From the looks of it, all the speculation was rather founded, but something might have intervened along the way. Maybe Microsoft was busy keeping its own mobile users happy instead of focusing on other mobile operating systems. It’s worth mentioning here that Office has been available on Windows Phone 8 since the launch of the platform, in October last year.

It’s only logical that Microsoft developed WP8, launched Office mobile alongside it and then expanded to other platforms. Cross-platform support is a thing well considered by Microsoft and as a recent report shows, the company is willing to bring even the Web Apps suite to Android tablets soon. It shouldn’t take long to see true Office Android app as well.

Until that happens, Android enthusiasts can rely on other applications to do the same job. OfficeSuite Pro and Google Drive are some good options.

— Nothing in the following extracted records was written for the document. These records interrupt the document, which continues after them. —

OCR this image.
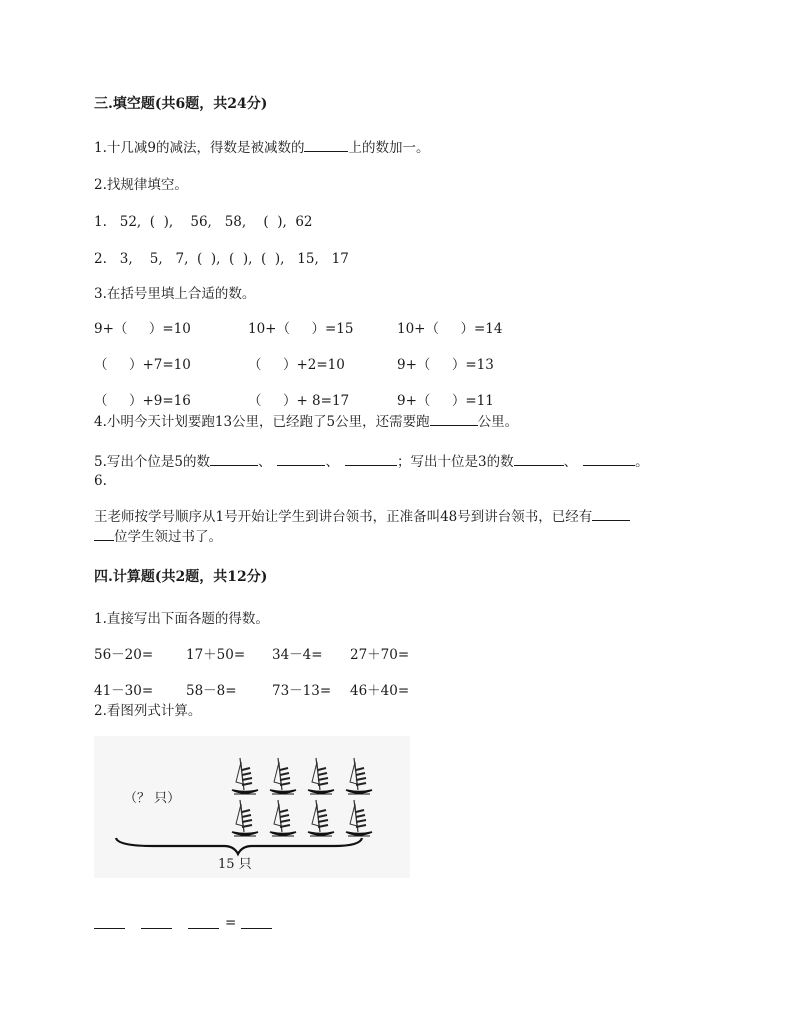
三.填空题(共6题，共24分)
1.十几减9的减法，得数是被减数的	上的数加一。
2.找规律填空。
1.   52,  (  ),    56,   58,    (  ),  62
2.   3,    5,   7,  (  ),  (  ),  (  ),   15,   17
3.在括号里填上合适的数。
9+（     ）=10	10+（     ）=15	10+（     ）=14
（     ）+7=10	（     ）+2=10	9+（     ）=13
（     ）+9=16	（     ）+ 8=17	9+（     ）=11
4.小明今天计划要跑13公里，已经跑了5公里，还需要跑	公里。
5.写出个位是5的数	、	、	；写出十位是3的数	、	。
6.
王老师按学号顺序从1号开始让学生到讲台领书，正准备叫48号到讲台领书，已经有
位学生领过书了。
四.计算题(共2题，共12分)
1.直接写出下面各题的得数。
56－20= 17＋50= 34－4= 27＋70=
41－30= 58－8=	73－13= 46＋40=
2.看图列式计算。
（？ 只）
15 只
=
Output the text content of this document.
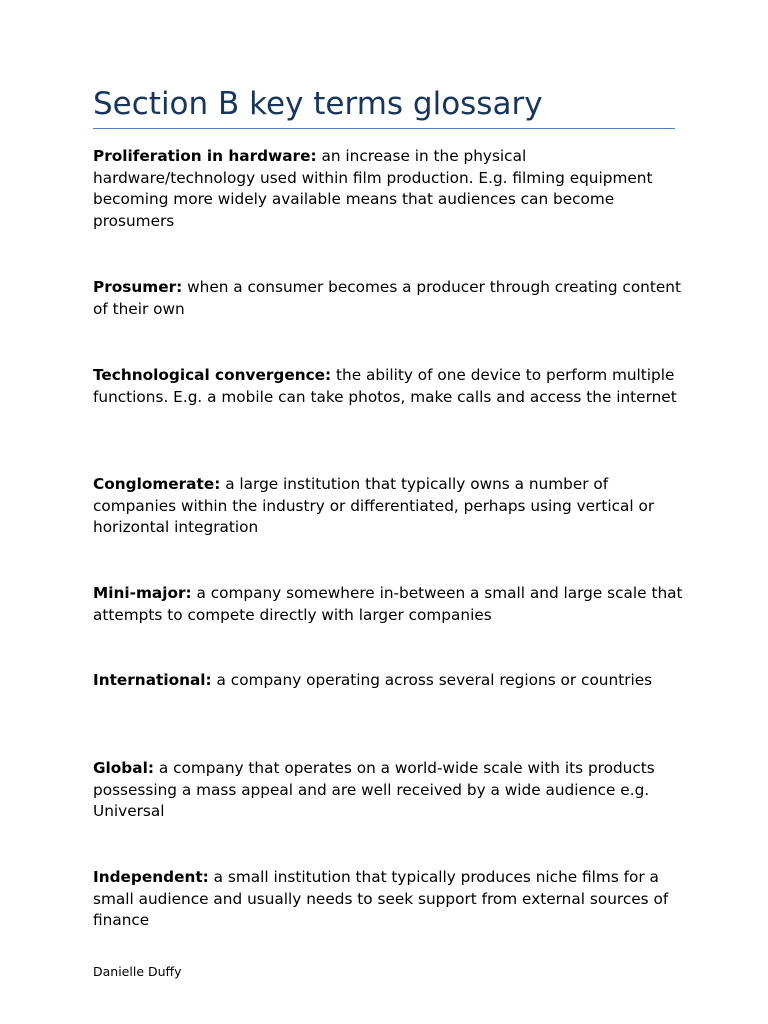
Section B key terms glossary

Proliferation in hardware: an increase in the physical hardware/technology used within film production. E.g. filming equipment becoming more widely available means that audiences can become prosumers

Prosumer: when a consumer becomes a producer through creating content of their own

Technological convergence: the ability of one device to perform multiple functions. E.g. a mobile can take photos, make calls and access the internet

Conglomerate: a large institution that typically owns a number of companies within the industry or differentiated, perhaps using vertical or horizontal integration

Mini-major: a company somewhere in-between a small and large scale that attempts to compete directly with larger companies

International: a company operating across several regions or countries

Global: a company that operates on a world-wide scale with its products possessing a mass appeal and are well received by a wide audience e.g. Universal

Independent: a small institution that typically produces niche films for a small audience and usually needs to seek support from external sources of finance

Danielle Duffy
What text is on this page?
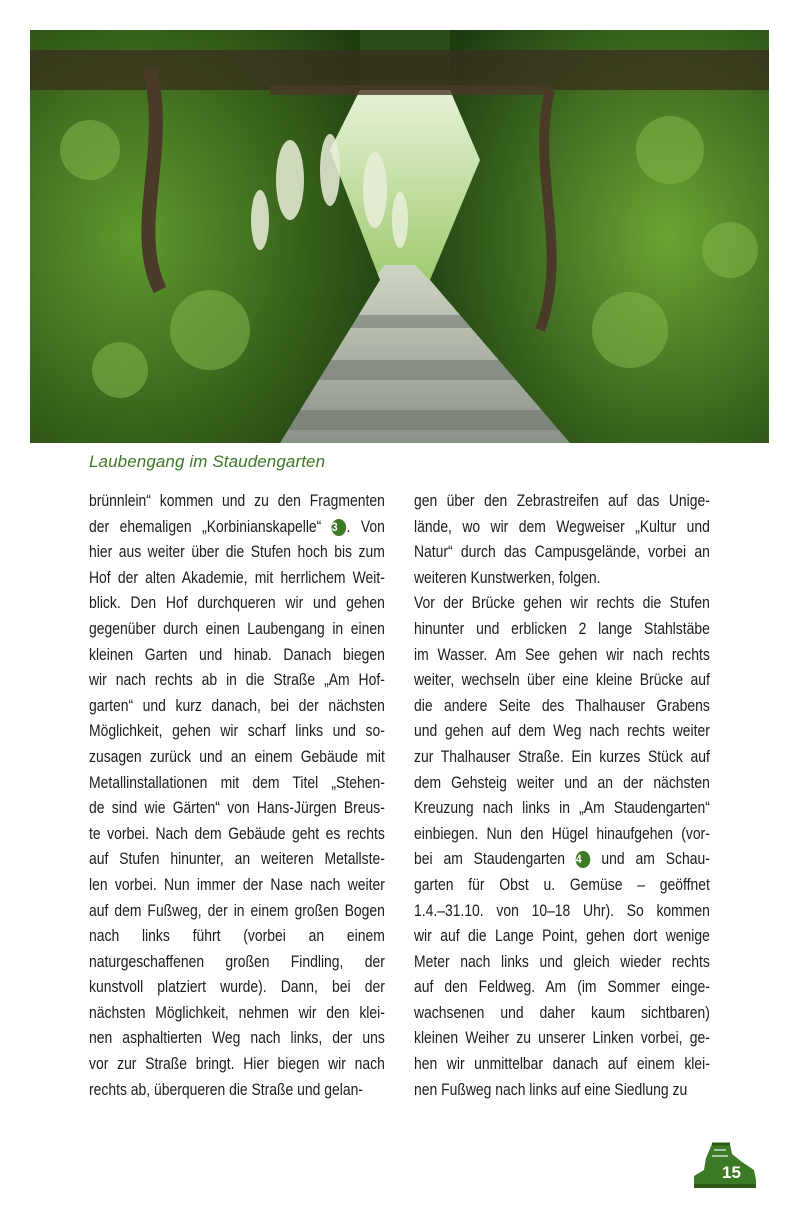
Laubengang im Staudengarten
brünnlein“ kommen und zu den Fragmenten
der ehemaligen „Korbinianskapelle“ 3 . Von
hier aus weiter über die Stufen hoch bis zum
Hof der alten Akademie, mit herrlichem Weit-
blick. Den Hof durchqueren wir und gehen
gegenüber durch einen Laubengang in einen
kleinen Garten und hinab. Danach biegen
wir nach rechts ab in die Straße „Am Hof-
garten“ und kurz danach, bei der nächsten
Möglichkeit, gehen wir scharf links und so-
zusagen zurück und an einem Gebäude mit
Metallinstallationen mit dem Titel „Stehen-
de sind wie Gärten“ von Hans-Jürgen Breus-
te vorbei. Nach dem Gebäude geht es rechts
auf Stufen hinunter, an weiteren Metallste-
len vorbei. Nun immer der Nase nach weiter
auf dem Fußweg, der in einem großen Bogen
nach links führt (vorbei an einem
naturgeschaffenen großen Findling, der
kunstvoll platziert wurde). Dann, bei der
nächsten Möglichkeit, nehmen wir den klei-
nen asphaltierten Weg nach links, der uns
vor zur Straße bringt. Hier biegen wir nach
rechts ab, überqueren die Straße und gelan-
gen über den Zebrastreifen auf das Unige-
lände, wo wir dem Wegweiser „Kultur und
Natur“ durch das Campusgelände, vorbei an
weiteren Kunstwerken, folgen.
Vor der Brücke gehen wir rechts die Stufen
hinunter und erblicken 2 lange Stahlstäbe
im Wasser. Am See gehen wir nach rechts
weiter, wechseln über eine kleine Brücke auf
die andere Seite des Thalhauser Grabens
und gehen auf dem Weg nach rechts weiter
zur Thalhauser Straße. Ein kurzes Stück auf
dem Gehsteig weiter und an der nächsten
Kreuzung nach links in „Am Staudengarten“
einbiegen. Nun den Hügel hinaufgehen (vor-
bei am Staudengarten 4 und am Schau-
garten für Obst u. Gemüse – geöffnet
1.4.–31.10. von 10–18 Uhr). So kommen
wir auf die Lange Point, gehen dort wenige
Meter nach links und gleich wieder rechts
auf den Feldweg. Am (im Sommer einge-
wachsenen und daher kaum sichtbaren)
kleinen Weiher zu unserer Linken vorbei, ge-
hen wir unmittelbar danach auf einem klei-
nen Fußweg nach links auf eine Siedlung zu
15
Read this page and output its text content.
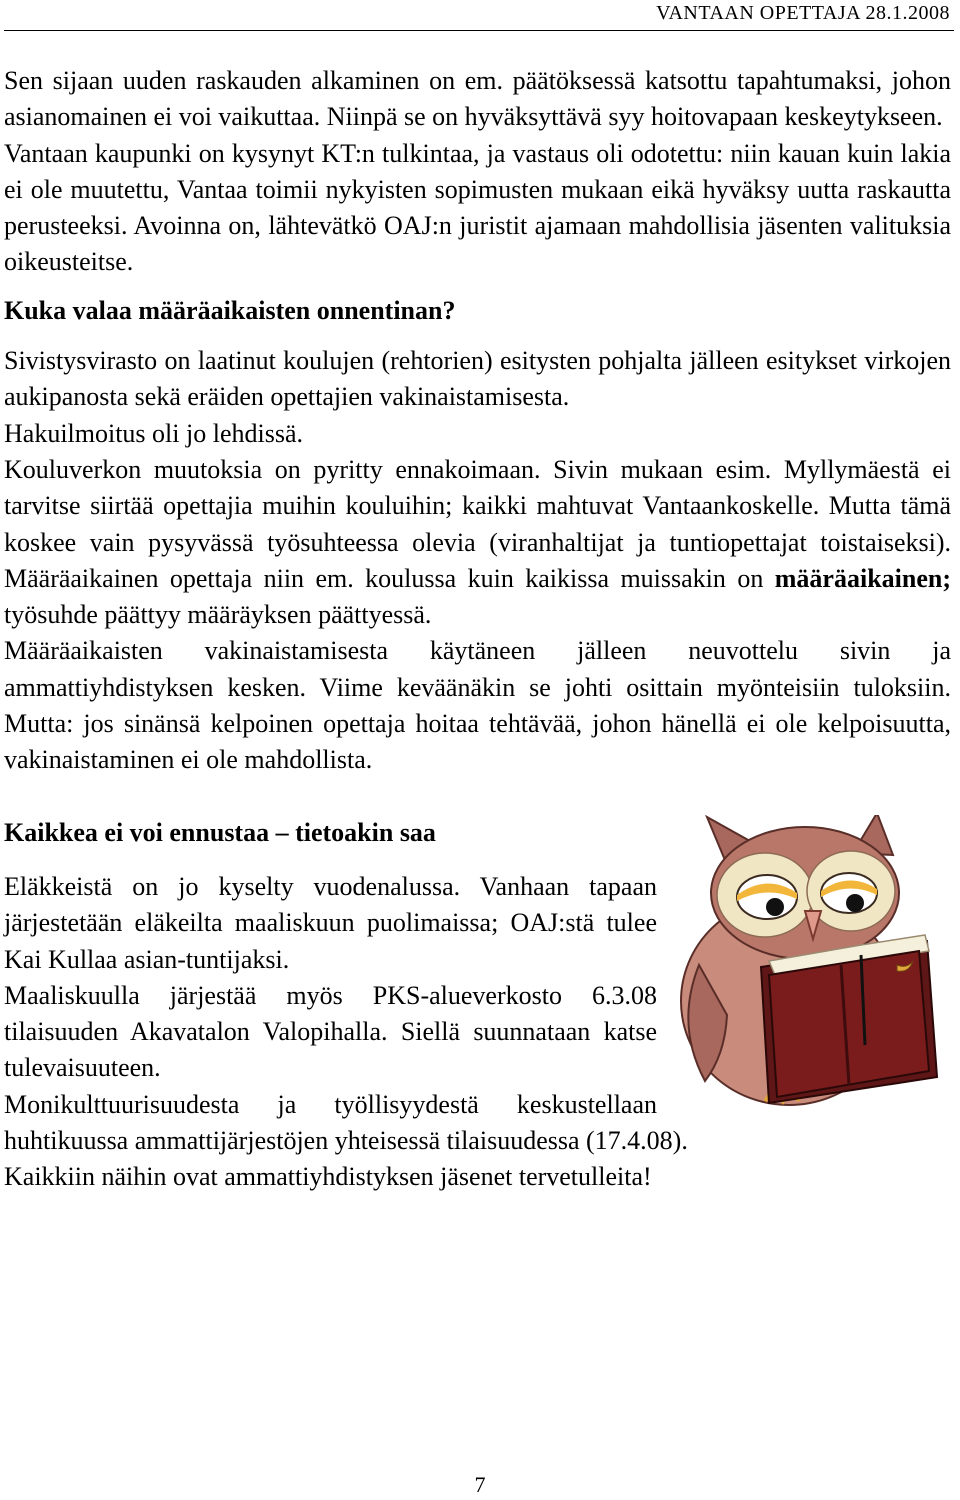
VANTAAN OPETTAJA 28.1.2008

Sen sijaan uuden raskauden alkaminen on em. päätöksessä katsottu tapahtumaksi, johon asianomainen ei voi vaikuttaa. Niinpä se on hyväksyttävä syy hoitovapaan keskeytykseen.

Vantaan kaupunki on kysynyt KT:n tulkintaa, ja vastaus oli odotettu: niin kauan kuin lakia ei ole muutettu, Vantaa toimii nykyisten sopimusten mukaan eikä hyväksy uutta raskautta perusteeksi. Avoinna on, lähtevätkö OAJ:n juristit ajamaan mahdollisia jäsenten valituksia oikeusteitse.

Kuka valaa määräaikaisten onnentinan?

Sivistysvirasto on laatinut koulujen (rehtorien) esitysten pohjalta jälleen esitykset virkojen aukipanosta sekä eräiden opettajien vakinaistamisesta.

Hakuilmoitus oli jo lehdissä.

Kouluverkon muutoksia on pyritty ennakoimaan. Sivin mukaan esim. Myllymäestä ei tarvitse siirtää opettajia muihin kouluihin; kaikki mahtuvat Vantaankoskelle. Mutta tämä koskee vain pysyvässä työsuhteessa olevia (viranhaltijat ja tuntiopettajat toistaiseksi). Määräaikainen opettaja niin em. koulussa kuin kaikissa muissakin on määräaikainen; työsuhde päättyy määräyksen päättyessä.

Määräaikaisten vakinaistamisesta käytäneen jälleen neuvottelu sivin ja ammattiyhdistyksen kesken. Viime keväänäkin se johti osittain myönteisiin tuloksiin. Mutta: jos sinänsä kelpoinen opettaja hoitaa tehtävää, johon hänellä ei ole kelpoisuutta, vakinaistaminen ei ole mahdollista.

Kaikkea ei voi ennustaa – tietoakin saa

Eläkkeistä on jo kyselty vuodenalussa. Vanhaan tapaan järjestetään eläkeilta maaliskuun puolimaissa; OAJ:stä tulee Kai Kullaa asian-tuntijaksi.

Maaliskuulla järjestää myös PKS-alueverkosto 6.3.08 tilaisuuden Akavatalon Valopihalla. Siellä suunnataan katse tulevaisuuteen.

Monikulttuurisuudesta ja työllisyydestä keskustellaan huhtikuussa ammattijärjestöjen yhteisessä tilaisuudessa (17.4.08).

Kaikkiin näihin ovat ammattiyhdistyksen jäsenet tervetulleita!

7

Presently, Office for iOS is only available in the United States but Microsoft is reported to bring the app to 136 different markets in 29 different languages.

  • Larkhillv

    Yeah…. Don’t know why anyone would pay that premium for MS Office on Android when there is Office Suite Pro, unless MS Office has some major functions that OSP doesn’t have. Even then, for basic Office functions, which I suspect is what most people need, OSP should be more than enough.

  • APai

    existing office suites are plenty for whatever limited things we can do on android. don’t want to see microsoft anywhere near the mobile space, the lesser mind share they have the better.

  • APai

    existing office suites are plenty for whatever limited things we can do on android. don’t want to see microsoft anywhere near the mobile space, the lesser mind share they have the better.

  • Steve Steiner

    Plenty of mobile office suites which are either free or one-time cost and that integrate with multiple cloud storage options. There would need to be a very compelling reason for me personally to pay $100/year for this functionality.

    • briankariu

      This. Why the hell would I pay $100 for a word processor? There are a tonne of apps that do the same thing at fraction of what microsoft is asking.
      The price they are asking is easily 20 of the top paid android apps…maybe more.
      M$ put it where the sun don’t shine

  • milksop held

    There better be a hack to be able to use without the subscription

  • SickPuP

    Why do I have to be a member of the cloud based software for desktop to have access to the mobile version? This makes no sense. I have an Office 365 license with my company but I do not believe these should be linked from a consumer standpoint. I will stick with the free office tools available for Android. The only app I would like to see is Outlook because the built in email client for Android is horrid.

  • Dash Foster

    Microsoft will probably release it for android when the YouTube app gets released for Windows phone 8. Microsoft and Apple seem to be getting closer, especially when Apple changed Siri to using Bing search results rather than Google.

  • 윌 스튜어트

    I for one prefer to do work on my PC rather than my phone – I tried to do it on my phone but it was a very fatigue & tiring experience.

  • arian.salihu

    chromebook will be a huge succes only if he will support microsoft office
    mark my word ! :P

  • Abdel Aziz Farhi

    99.99$ for a service so basic and only a 1 year subscription .. There are better alternatives on Play Store for the price of 15$ at most.

  • Jim jam

    Kingsoft office is free and can do much more.

  • Jose Jimenez

    Why would you want to have the full version of Microsoft Office on your Phone? If you are in need of it; just take your laptop or you can always using remote desktop to your home or work computer and do your work from there.

  • John Lawson

    Will it allow you to use Tables in Word ?

  • mikegonzalez2k

    Anyone considering this should use something like Polaris or Kingston Office or Office Suite Pro. They are healthy alternatives which has most of the functionality that normal MS Office has.